The current focus on companies disclosing more and better information, for example, as recommended by the Task Force on Climate-related Financial Disclosures (TCFD), is often framed as an attempt to remedy information asymmetries for climate-related risks (and opportunities). Such efforts should be lauded, but the idea that we will secure comprehensive or accurate disclosures globally any time soon is naïve. It will take many years to achieve anything like global coverage for some of the most basic disclosures requested, and even then, these are not the data points needed for fundamental and objective third-party analysis of the exposure of companies to climate-related risks. The TCFD is much more important as a process for getting companies and their management to assess climate-related risks systematically and comprehensively, rather than as a vehicle for collection and distribution of objective data.

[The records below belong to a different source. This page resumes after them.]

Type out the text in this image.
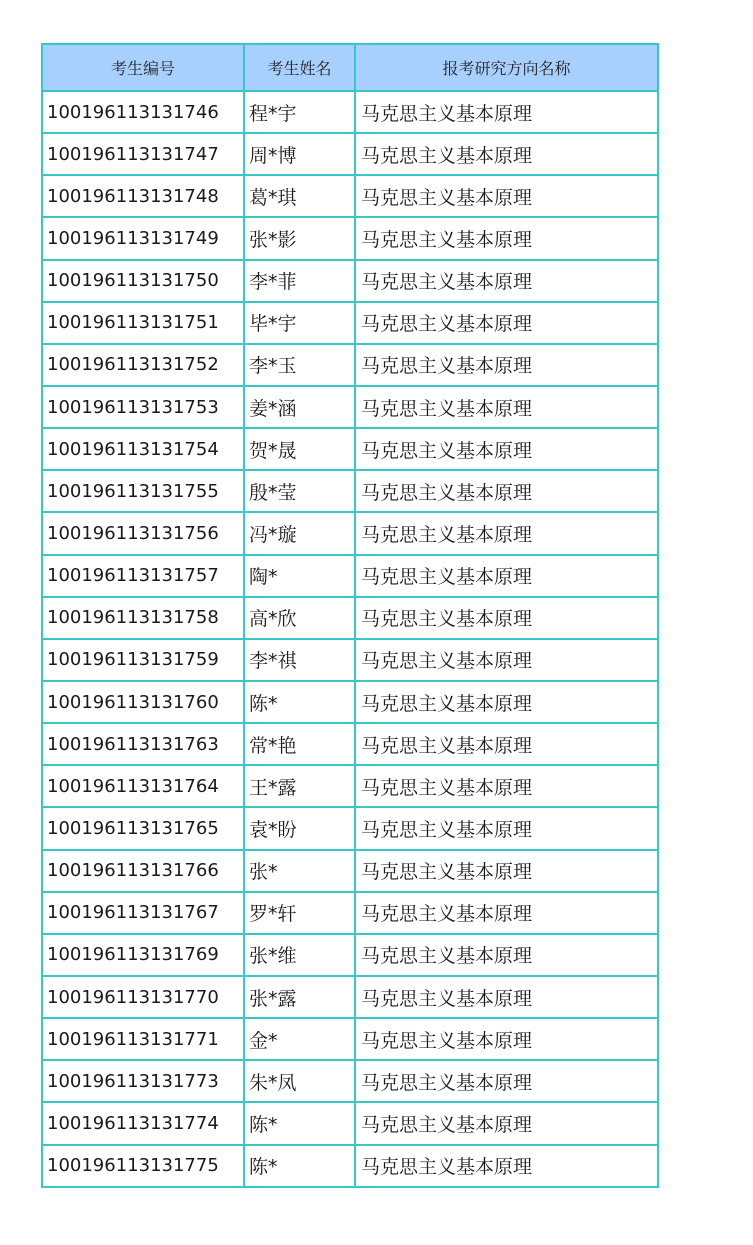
考生编号	考生姓名	报考研究方向名称
100196113131746	程*宇	马克思主义基本原理
100196113131747	周*博	马克思主义基本原理
100196113131748	葛*琪	马克思主义基本原理
100196113131749	张*影	马克思主义基本原理
100196113131750	李*菲	马克思主义基本原理
100196113131751	毕*宇	马克思主义基本原理
100196113131752	李*玉	马克思主义基本原理
100196113131753	姜*涵	马克思主义基本原理
100196113131754	贺*晟	马克思主义基本原理
100196113131755	殷*莹	马克思主义基本原理
100196113131756	冯*璇	马克思主义基本原理
100196113131757	陶*	马克思主义基本原理
100196113131758	高*欣	马克思主义基本原理
100196113131759	李*祺	马克思主义基本原理
100196113131760	陈*	马克思主义基本原理
100196113131763	常*艳	马克思主义基本原理
100196113131764	王*露	马克思主义基本原理
100196113131765	袁*盼	马克思主义基本原理
100196113131766	张*	马克思主义基本原理
100196113131767	罗*轩	马克思主义基本原理
100196113131769	张*维	马克思主义基本原理
100196113131770	张*露	马克思主义基本原理
100196113131771	金*	马克思主义基本原理
100196113131773	朱*凤	马克思主义基本原理
100196113131774	陈*	马克思主义基本原理
100196113131775	陈*	马克思主义基本原理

The only plausible pathway for securing the data required for such analysis is not from disclosure, but from these developments in spatial finance. Bottom-up approaches to analysing climate-related (and broader environment-related) risks, impacts, and opportunities based on accurate and timely asset-level data is already possible for key polluting sectors. The work can be easily made much more readily available.
Not only will actors within the financial system then be able to see the environment-related risks and opportunities facing sectors globally and what impact listed and non-listed companies (and portfolios) are having on the global and local environment, it would also allow regulators, policymakers, and civil society to see what is happening and what that means for their respective responsibilities.
It cannot come soon enough. To realise sustainable finance, better data is needed. In particular, it is necessary to understand two things. First, the impacts that investments will have on the local and global environment, as well as on sustainable development.
Second, is the stranded-asset risks investments face from different physical and transition risks related to environmental change, particularly climate change. Spatial finance is the key to unlocking these insights for the financial system.
Ben Caldecott is founding director of the Oxford Sustainable Finance Programme and an associate professor at the University of Oxford
[This article was updated on 14 November with the addition of a sentence about the launch of the Spatial Finance Initiative.]